Two clustering modes exist:

• Active/Passive ” One node in the cluster is online providing services. The other nodes in the cluster are online but do not provide any services or applications to clients. If the active node fails, the cluster groups that were running on that node are failed over to the passive node. The passive node then changes its state to active and begins to service client requests. The passive nodes cannot be used for any other purpose during normal operations because they must remain available for a failover situation. All nodes should be configured identically to ensure that when failover occurs no performance loss is experienced .

• Active/Active ” One instance of the clustered service or application runs on each node in the cluster. If a failure of a node occurs, that instance is transferred to one of the running nodes. Although this clustering mode allows you to make use of all cluster nodes to service client requests, it can cause significant performance degradation if the cluster was already operating at a very high load at the time of the failure.

Each resource group within the cluster has a prioritized listing of the nodes that are supposed to act as its host.

You can configure failover policies for each resource group to define exactly how each group behaves when a failover occurs. You must configure the following three settings:

• Preferred nodes ” An internal prioritized list of available nodes for resource group failovers and failbacks.
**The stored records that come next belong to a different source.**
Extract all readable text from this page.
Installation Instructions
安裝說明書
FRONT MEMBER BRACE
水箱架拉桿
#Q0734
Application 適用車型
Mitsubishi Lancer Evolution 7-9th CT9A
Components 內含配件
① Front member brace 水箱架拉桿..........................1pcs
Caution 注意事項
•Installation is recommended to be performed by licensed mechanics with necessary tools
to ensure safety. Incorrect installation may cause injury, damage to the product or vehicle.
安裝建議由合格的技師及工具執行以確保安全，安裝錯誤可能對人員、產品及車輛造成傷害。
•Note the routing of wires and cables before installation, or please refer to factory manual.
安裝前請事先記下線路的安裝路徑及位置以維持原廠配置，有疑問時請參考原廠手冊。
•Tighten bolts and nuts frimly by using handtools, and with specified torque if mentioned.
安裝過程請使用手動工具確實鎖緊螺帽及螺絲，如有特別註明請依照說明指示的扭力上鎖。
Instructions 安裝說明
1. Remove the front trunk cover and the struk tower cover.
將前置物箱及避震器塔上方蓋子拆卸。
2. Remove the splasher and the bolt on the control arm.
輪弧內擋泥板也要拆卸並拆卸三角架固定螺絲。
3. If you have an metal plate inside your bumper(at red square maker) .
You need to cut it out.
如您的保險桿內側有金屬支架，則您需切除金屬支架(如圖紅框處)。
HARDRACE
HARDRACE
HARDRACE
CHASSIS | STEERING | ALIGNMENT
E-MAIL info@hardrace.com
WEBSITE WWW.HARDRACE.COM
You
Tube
Ideally, all nodes in the cluster are in this list, in the order of priority you designate .

• Failover timing ” The resource can be configured for immediate failover if the resource fails, or the cluster service may be configured to try to restart the resource a specified number of times before failover actually occurs. The failover threshold value should be equal to or less than the number of nodes in the cluster.

• Failback timing ” Failback can be configured to occur as soon as the preferred node is available or during a specified period of time, such as when peak load is at its lowest so as to minimize service disruptions.